Every other world religion has something close to the same idea:

  • Hinduism – “This is the sum of duty: do not do to others what would cause pain if done to you.” —Mahabharata 5:1517
  • Islam – “None of you [truly] believes until he wishes for his brother what he wishes for himself.” —Number 13 of Imam Al-Nawawi’s forty hadiths
  • Judaism – “What is hateful to you, do not to your fellow man. This is the law: all the rest is commentary.” —Talmud, Shabbat 31a.
  • Confucianism – “Tse-kung asked, ‘Is there one word that can serve as a principle of conduct for life?’ Confucius replied, ‘It is the word ‘shu’ — reciprocity. Do not impose on others what you yourself do not desire.’” —Doctrine of the Mean 13.3
  • Baha’i – “Ascribe not to any soul that which thou wouldst not have ascribed to thee, and say not that which thou doest not…blessed is he who preferreth his brother before himself.” —Baha’u’llah
  • Taoism – “The sage has no interest of his own, but takes the interests of the people as his own. He is kind to the kind; he is also kind to the unkind: for virtue is kind. He is faithful to the faithful; he is also faithful to the unfaithful: for virtue is faithful.”  —Tao Teh Ching, Chapter 49

Each religion has a different way of articulating this deeper truth. I love reading each one, each beautiful in their own way.

Yet, while these words are important, I keep thinking that the real juice lies in how we are singing this song in real life, without words.

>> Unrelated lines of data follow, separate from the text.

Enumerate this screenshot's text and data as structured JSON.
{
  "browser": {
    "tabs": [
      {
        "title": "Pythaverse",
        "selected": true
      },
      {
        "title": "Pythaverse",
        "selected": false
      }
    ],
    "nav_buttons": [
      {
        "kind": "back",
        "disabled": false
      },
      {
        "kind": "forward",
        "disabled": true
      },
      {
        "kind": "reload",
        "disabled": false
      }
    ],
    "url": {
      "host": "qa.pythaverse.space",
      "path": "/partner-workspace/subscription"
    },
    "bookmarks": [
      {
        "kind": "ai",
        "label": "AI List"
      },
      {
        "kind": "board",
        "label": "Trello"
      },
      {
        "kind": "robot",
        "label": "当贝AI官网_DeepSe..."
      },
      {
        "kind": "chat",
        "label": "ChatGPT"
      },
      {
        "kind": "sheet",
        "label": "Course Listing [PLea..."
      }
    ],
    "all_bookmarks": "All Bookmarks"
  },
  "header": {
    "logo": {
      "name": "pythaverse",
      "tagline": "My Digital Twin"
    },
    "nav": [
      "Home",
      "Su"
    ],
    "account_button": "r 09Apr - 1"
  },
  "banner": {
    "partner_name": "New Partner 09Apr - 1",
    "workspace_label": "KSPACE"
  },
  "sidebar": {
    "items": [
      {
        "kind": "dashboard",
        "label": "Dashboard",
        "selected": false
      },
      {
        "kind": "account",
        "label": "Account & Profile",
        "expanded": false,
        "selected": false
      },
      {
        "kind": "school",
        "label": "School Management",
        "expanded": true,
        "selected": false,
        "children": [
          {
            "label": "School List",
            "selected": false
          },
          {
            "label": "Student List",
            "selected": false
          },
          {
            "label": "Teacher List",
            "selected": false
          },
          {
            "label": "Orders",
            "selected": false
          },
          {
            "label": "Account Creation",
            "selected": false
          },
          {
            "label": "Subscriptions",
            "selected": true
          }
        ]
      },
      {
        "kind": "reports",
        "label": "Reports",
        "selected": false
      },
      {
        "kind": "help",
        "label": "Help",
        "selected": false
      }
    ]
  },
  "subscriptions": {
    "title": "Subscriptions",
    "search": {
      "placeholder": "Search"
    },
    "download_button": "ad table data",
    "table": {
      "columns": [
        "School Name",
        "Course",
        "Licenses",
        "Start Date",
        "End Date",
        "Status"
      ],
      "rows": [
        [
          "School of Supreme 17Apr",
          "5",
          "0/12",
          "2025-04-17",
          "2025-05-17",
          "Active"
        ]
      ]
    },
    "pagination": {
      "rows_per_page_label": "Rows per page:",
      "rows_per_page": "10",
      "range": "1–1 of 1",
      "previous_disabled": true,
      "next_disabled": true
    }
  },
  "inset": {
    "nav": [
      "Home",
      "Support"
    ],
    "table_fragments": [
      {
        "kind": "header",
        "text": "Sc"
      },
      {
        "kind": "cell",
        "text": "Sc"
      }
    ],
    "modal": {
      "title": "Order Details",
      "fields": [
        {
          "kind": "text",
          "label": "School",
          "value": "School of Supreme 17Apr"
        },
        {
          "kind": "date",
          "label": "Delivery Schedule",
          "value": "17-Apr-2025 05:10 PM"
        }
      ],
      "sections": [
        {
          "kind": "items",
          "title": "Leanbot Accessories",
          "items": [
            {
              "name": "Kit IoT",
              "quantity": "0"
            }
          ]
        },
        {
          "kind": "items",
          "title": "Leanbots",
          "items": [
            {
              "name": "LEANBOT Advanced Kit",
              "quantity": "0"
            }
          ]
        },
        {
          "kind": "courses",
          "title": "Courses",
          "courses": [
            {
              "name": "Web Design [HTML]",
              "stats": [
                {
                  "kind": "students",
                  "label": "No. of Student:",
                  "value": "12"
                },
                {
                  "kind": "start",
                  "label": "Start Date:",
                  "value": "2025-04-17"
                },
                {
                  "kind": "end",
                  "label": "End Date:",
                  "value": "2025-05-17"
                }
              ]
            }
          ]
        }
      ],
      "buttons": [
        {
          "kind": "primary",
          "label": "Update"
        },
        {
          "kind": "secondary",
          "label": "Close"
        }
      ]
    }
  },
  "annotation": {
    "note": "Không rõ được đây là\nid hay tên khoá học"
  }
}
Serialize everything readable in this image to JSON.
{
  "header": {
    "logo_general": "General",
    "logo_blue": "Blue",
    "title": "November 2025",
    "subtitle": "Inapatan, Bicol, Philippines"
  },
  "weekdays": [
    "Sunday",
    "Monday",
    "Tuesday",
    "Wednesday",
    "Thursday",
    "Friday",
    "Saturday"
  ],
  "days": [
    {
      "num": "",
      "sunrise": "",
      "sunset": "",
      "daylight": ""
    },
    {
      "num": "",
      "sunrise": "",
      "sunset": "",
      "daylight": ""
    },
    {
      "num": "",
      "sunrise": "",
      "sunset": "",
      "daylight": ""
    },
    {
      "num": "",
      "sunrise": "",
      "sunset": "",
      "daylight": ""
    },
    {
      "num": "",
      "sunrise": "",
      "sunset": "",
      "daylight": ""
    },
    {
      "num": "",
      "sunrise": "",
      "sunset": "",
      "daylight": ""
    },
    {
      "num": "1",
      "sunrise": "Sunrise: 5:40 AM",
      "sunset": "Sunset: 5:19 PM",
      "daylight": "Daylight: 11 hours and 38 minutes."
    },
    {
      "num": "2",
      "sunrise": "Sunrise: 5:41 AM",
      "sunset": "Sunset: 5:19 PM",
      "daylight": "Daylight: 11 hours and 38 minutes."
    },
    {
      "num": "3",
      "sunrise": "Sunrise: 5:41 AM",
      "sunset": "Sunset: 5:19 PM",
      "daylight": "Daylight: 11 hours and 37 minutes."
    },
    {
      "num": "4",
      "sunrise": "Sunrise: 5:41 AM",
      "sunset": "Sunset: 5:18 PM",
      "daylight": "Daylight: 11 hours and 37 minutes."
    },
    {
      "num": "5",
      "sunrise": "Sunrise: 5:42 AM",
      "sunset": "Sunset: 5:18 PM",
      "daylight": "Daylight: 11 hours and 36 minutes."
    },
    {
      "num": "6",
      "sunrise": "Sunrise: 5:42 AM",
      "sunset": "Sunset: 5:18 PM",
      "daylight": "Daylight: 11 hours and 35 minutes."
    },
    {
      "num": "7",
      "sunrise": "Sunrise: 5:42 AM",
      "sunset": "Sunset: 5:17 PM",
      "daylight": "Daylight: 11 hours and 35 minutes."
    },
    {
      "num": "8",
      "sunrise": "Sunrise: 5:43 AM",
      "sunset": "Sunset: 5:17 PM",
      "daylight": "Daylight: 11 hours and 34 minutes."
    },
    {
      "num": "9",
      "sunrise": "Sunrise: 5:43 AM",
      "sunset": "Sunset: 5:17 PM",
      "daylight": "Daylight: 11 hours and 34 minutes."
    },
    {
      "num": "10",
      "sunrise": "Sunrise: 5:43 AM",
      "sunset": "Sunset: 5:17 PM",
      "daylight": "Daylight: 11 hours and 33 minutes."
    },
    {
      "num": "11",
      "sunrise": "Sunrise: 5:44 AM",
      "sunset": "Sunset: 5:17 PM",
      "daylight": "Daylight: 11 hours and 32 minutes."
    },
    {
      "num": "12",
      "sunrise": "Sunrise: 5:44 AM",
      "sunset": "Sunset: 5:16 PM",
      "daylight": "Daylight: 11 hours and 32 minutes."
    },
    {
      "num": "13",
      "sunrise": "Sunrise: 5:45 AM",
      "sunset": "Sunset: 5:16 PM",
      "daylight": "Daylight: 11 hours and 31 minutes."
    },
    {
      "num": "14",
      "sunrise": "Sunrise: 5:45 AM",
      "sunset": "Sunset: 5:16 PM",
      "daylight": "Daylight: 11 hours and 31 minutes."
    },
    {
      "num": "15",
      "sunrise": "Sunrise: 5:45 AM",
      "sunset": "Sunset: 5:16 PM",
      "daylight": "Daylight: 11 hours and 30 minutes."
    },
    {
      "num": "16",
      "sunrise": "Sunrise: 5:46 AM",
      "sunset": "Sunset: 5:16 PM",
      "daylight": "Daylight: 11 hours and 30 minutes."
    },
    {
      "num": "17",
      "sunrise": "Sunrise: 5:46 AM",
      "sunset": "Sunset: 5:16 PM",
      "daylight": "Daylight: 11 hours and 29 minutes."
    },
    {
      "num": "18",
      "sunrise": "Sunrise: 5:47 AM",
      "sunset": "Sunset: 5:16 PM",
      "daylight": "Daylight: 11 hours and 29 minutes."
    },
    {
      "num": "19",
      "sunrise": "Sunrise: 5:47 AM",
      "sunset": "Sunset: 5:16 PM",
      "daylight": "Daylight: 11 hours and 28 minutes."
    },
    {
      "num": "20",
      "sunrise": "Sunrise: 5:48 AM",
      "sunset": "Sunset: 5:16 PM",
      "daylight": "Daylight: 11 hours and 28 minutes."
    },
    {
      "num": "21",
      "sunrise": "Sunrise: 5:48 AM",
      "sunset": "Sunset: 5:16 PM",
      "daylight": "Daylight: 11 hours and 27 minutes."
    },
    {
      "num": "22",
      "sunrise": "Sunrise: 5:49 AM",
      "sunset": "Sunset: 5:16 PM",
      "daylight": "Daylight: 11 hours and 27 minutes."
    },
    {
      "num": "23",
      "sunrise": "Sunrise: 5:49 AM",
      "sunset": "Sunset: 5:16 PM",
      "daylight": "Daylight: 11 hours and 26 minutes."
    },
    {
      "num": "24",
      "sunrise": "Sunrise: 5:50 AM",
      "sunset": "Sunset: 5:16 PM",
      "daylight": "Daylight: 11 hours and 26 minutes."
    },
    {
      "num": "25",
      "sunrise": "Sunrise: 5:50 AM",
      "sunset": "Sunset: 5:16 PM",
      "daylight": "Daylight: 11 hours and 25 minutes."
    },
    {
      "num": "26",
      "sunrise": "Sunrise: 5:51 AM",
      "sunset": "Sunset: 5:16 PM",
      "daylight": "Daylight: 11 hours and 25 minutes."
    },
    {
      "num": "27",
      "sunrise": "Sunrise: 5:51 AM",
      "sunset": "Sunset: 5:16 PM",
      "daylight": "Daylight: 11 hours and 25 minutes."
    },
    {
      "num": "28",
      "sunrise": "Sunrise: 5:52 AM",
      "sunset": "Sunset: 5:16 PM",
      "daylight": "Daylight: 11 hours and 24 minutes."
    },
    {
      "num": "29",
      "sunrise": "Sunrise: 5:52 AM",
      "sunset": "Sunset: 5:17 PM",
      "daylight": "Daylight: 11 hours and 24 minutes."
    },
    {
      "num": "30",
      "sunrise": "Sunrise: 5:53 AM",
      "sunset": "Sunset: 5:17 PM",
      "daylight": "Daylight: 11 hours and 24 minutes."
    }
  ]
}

This is what is resonating not only in the interfaith group, but also among so many Christ-followers I know who are extremely tired of words, but are still deeply dedicated to singing.

Who are working on behalf of justice in our cities, because caring for that is embedded in every faith tradition.
Who are working alongside each other advocating for the poor and marginalized.
Who are showing up and helping when no one else will.
Who are doing what we can to change unjust laws.
Who are listening instead of talking.
Who are loving the unlovable.
Who are Jesus with skin on.
Who are loving their neighbor as themselves.
Who realize there is no us and them, only us.
Who are restoring dignity.
Who are doing unto others as we would have them do unto us.
Who know we don’t have to agree on everything, but resonate on Love.

SheLovelys, what song are you singing right now without words? What deeper truth is resonating in the circle you are living in?

The songs I’m “hearing” are pretty beautiful right now.